The drones dominate the tribal lands.

They killed 14 men in just one night last month, at Datta Khel in north Waziristan. The drones come in flocks, and five of them settled over the village, firing a missile each at a pick-up truck, splitting it in two and dismembering six men aboard.

When local residents as well as Taliban arrived to help the wounded, the drones attacked again, killing all eight of them. The drones usually return to shoot at the rescuers.

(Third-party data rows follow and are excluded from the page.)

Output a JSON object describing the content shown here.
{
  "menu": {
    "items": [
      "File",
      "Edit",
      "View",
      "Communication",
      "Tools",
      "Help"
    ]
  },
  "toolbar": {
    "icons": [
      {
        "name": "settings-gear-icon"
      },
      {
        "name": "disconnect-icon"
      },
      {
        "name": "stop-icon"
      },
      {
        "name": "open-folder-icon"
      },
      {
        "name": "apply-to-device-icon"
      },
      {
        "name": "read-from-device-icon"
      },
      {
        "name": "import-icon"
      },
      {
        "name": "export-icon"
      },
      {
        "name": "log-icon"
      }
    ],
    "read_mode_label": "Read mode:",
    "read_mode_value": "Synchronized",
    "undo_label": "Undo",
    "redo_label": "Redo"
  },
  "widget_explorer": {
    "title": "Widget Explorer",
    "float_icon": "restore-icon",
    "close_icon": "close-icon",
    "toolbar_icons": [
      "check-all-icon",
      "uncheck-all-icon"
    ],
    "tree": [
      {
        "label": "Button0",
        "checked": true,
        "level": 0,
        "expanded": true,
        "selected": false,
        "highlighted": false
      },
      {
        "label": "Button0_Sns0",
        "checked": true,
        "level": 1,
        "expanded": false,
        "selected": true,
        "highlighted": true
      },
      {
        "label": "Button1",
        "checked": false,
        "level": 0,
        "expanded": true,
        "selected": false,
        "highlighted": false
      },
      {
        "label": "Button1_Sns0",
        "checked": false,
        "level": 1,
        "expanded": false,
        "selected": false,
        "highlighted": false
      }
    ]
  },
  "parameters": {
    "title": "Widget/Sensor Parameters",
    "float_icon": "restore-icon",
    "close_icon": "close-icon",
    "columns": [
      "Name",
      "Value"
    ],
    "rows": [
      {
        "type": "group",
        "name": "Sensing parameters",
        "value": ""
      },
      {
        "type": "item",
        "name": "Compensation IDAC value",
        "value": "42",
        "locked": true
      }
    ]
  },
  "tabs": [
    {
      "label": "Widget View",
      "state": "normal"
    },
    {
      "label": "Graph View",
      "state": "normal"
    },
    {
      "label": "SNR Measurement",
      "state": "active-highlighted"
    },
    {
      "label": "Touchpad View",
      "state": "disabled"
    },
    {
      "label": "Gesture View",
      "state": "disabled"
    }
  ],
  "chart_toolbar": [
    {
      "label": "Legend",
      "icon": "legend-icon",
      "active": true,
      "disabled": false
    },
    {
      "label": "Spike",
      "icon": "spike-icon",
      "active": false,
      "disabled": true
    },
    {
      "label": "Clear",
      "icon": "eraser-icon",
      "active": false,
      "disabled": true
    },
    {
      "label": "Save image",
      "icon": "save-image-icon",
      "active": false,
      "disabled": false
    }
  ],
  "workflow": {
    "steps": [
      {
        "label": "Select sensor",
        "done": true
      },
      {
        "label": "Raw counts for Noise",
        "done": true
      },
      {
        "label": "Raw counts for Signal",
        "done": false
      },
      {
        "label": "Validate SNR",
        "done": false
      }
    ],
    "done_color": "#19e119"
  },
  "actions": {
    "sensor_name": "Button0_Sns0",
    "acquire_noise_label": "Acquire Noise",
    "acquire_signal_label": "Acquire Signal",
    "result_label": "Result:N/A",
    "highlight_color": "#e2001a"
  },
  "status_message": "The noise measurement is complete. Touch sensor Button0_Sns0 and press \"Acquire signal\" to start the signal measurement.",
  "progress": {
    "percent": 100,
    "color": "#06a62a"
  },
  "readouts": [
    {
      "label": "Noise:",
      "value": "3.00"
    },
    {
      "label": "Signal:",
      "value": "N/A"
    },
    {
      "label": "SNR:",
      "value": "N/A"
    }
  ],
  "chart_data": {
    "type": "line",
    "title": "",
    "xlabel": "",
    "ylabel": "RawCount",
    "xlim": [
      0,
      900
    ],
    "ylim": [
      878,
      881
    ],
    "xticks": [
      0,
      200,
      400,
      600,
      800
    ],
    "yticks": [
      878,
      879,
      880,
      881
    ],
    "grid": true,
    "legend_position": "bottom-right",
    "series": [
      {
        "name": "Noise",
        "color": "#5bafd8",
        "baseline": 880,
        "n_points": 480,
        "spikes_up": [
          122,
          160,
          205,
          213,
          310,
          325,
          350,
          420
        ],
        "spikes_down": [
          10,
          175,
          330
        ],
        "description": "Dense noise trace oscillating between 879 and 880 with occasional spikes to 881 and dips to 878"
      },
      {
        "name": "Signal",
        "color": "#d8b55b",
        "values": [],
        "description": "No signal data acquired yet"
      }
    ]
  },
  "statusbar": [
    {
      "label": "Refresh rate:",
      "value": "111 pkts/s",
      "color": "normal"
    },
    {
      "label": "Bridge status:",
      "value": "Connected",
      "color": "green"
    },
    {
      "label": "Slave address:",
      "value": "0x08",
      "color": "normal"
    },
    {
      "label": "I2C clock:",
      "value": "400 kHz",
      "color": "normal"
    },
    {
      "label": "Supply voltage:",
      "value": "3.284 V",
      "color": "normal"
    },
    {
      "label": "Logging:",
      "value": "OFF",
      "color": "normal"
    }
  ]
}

But where do the drones come from?

When Afghan President Hamid Karzai flew into Islamabad last month, what struck Pakistanis was his astonishing statement that the devastating missile attacks by pilotless US drone aircraft were not being launched from inside Afghanistan. Karzai was (for once) telling the truth. The drones attacking Pakistan come from -- Pakistan.

POOR

The Institute for Peace Studies in Pakistan has been recording every act of violence in the country since the 2001 attack on America, and concludes that just in 2009 12,632 men and women -- civilians, soldiers, Taliban militants, even victims of inter- tribal battles -- were killed. But perhaps it is Pakistan's ability to do harm to itself that most struck me -- symbolised, I fear, by the latest and most terrible affliction to strike it: child-kidnapping. Steal a little boy or a little girl, ask the parents for money, and kill the infant if they don't pay.

When Sahil Saeed, the British-Pakistani boy, was taken, the police and the British embassy helped to bring him home. But journalists covering the story found that the family home was sometimes overwhelmed with other parents, like those of six-year-old Mahnoor Fatima, who was stolen from his family in October of last year and never seen again.

"This shows the difference between rich and poor," Mahnoor's mother said. "No one even came to my house to console me. Everything is done here for the rich, but nothing for Pakistanis and the poor."

Near Peshawar, a three-year old girl called Fariha was taken from a wedding party last month, her kidnappers demanding £8,000 (€9,100) for her life. The parents couldn't pay. So Fariha was killed and thrown into a canal.

In Faisalabad two days later, another kidnapped child, seven-year-old Samina Ali, was found dead in a drain after her parents failed to pay a ransom for her. They complained that the police later demanded £120 for handing over her body.

A kidnapped boy, a six-year-old identified only as Sharjeel, was also found dead in a drain a few hours earlier.

In the first two months of this year, 240 people -- almost all of them children -- have been kidnapped in Pakistan. Only 74 have been recovered alive.

There -- not in the suicide attacks and the venality of politicians-- lies the worst statistic in Pakistan.